« Il y a un spectre qui hante la France », disait ce célèbre monsieur. C’est le spectre d’une contestation non conventionnelle, en pleine crise des prix de l’énergie (en 2023, il y aura encore une augmentation de 15 % sur le gaz et l’électricité).
Et si l'on considère que déjà en 2021 un quart des familles françaises avaient du mal à régler leurs factures, vous comprendrez pourquoi cette contestation peut avoir beaucoup d'attrait.
Robin des bois énergique
La protestation est aussi simple qu’elle en a l’air. La référence à Robin des Bois rend immédiatement les termes du problème clairs : "c'est un nom approprié", dit-il. Philippe Martinez, secrétaire général de la GGT, l'une des principales confédérations syndicales de France.
"L'objectif", dit Martinez, "est de redonner de l'énergie à ceux qui n'en ont pas les moyens et de la rendre gratuite pour les écoles et les hôpitaux." En bref, la fourniture d’énergie gratuite vise à rééquilibrer le pouvoir en faveur des grévistes.
Les approvisionnements en énergie non autorisés comprenaient également des installations publiques telles que des installations sportives, des écoles maternelles, des universités, des bibliothèques, certaines petites entreprises et des maisons privées qui avaient été déconnectées du réseau.

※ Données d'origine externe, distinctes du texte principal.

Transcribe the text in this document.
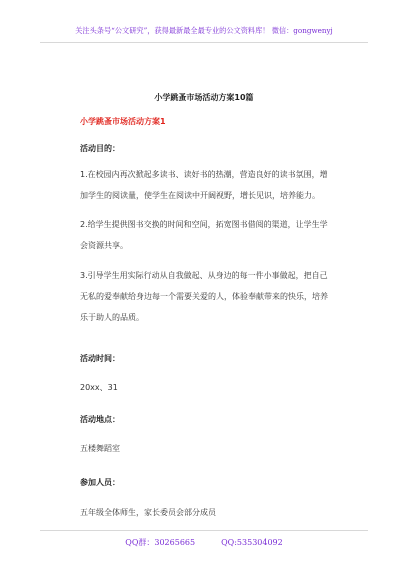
关注头条号“公文研究”，获得最新最全最专业的公文资料库！ 微信：gongwenyj
小学跳蚤市场活动方案10篇
小学跳蚤市场活动方案1
活动目的：
1.在校园内再次掀起多读书、读好书的热潮，营造良好的读书氛围，增加学生的阅读量，使学生在阅读中开阔视野，增长见识，培养能力。
2.给学生提供图书交换的时间和空间，拓宽图书借阅的渠道，让学生学会资源共享。
3.引导学生用实际行动从自我做起、从身边的每一件小事做起，把自己无私的爱奉献给身边每一个需要关爱的人，体验奉献带来的快乐，培养乐于助人的品质。
活动时间：
20xx、31
活动地点：
五楼舞蹈室
参加人员：
五年级全体师生，家长委员会部分成员
QQ群：30265665	QQ:535304092
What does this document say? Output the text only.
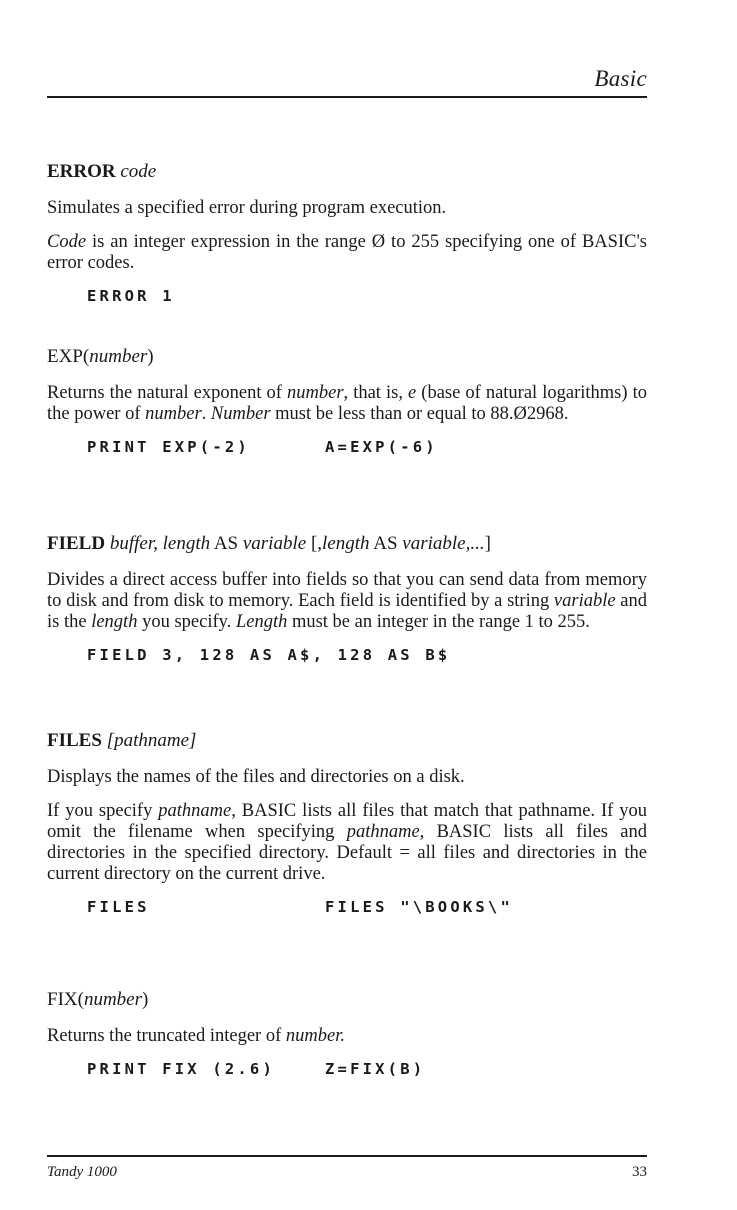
Basic

ERROR code

Simulates a specified error during program execution.

Code is an integer expression in the range Ø to 255 specifying one of BASIC's error codes.

ERROR 1

EXP(number)

Returns the natural exponent of number, that is, e (base of natural logarithms) to the power of number. Number must be less than or equal to 88.Ø2968.

PRINT EXP(-2)	A=EXP(-6)

FIELD buffer, length AS variable [,length AS variable,...]

Divides a direct access buffer into fields so that you can send data from memory to disk and from disk to memory. Each field is identified by a string variable and is the length you specify. Length must be an integer in the range 1 to 255.

FIELD 3, 128 AS A$, 128 AS B$

FILES [pathname]

Displays the names of the files and directories on a disk.

If you specify pathname, BASIC lists all files that match that pathname. If you omit the filename when specifying pathname, BASIC lists all files and directories in the specified directory. Default = all files and directories in the current directory on the current drive.

FILES	FILES "\BOOKS\"

FIX(number)

Returns the truncated integer of number.

PRINT FIX (2.6)	Z=FIX(B)

Tandy 1000	33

"On pourrait paralyser un pays"
En France, les grèves « énergie » (parce qu'elles sont impulsées par les travailleurs de l'énergie) deviennent un phénomène sérieux. Jeudi dernier, ils ont provoqué une réduction de la disponibilité énergétique française de 2 GW dans trois centrales nucléaires.
Et le lendemain, ils se sont répandus comme une traînée de poudre dans la quasi-totalité des ports français, dont beaucoup ont dû cesser toute activité.
Il s’agit d’une longue vague, née des manifestations du 19 janvier contre la réforme des retraites proposée par le gouvernement Macron (qui inclut le relèvement de l’âge de la retraite de 62 à 64 ans). Le vote sur la réforme est attendu aujourd'hui, mais les manifestants de l'énergie ne s'arrêteront pas : demain, 31 janvier, une nouvelle grève nationale est prévue. "Nous voulons montrer que si nous le voulions, nous pourrions paralyser le pays", dit-il. Gwenaël Plagne, représentant de la CGT, la Confédération générale du travail.
Un niveau d'affrontement inédit, au-delà des gilets jaunes
Je n'exclus pas d'autres raids énergiques de "Robin des Bois". Si le gouvernement ne revient pas sur ses réformes, la CGT continuera à rendre l'énergie gratuite à tous ceux qui n'ont pas accès aux tarifs réglementés, "qu'il s'agisse d'organismes publics ou d'entreprises", a-t-il déclaré. Frédéric Probel, secrétaire général de la CGT à Bagneux en banlieue parisienne.
Au contraire, cela enlève de l’énergie à certains élus ou à certains hommes politiques. "Je souhaite que certains milliardaires qui pensent qu'il n'est pas nécessaire d'augmenter les salaires et que tout va bien dans ce pays connaissent la précarité énergétique de millions de familles", a déclaré Philippe Martinez. Un type de choc absolument nouveau.
Comment vont évoluer les raids énergétiques ?
Il va sans dire que le gouvernement français condamne fermement ce type de manifestations. Le Ministre de l'Économie, Bruno Le Maire, les définit comme des « actions inacceptables ». Et il craint qu’à terme ces dépenses injustifiées ne retomberaient sur les contribuables.
Ce sera le cas : l'impression est que, 18 ans après la révolte de Banlieues et 5 ans après celle des gilets jaunes, les intrigues de la crise française (qui à sa manière est la crise de l’Occident) sont de plus en plus imbriquées.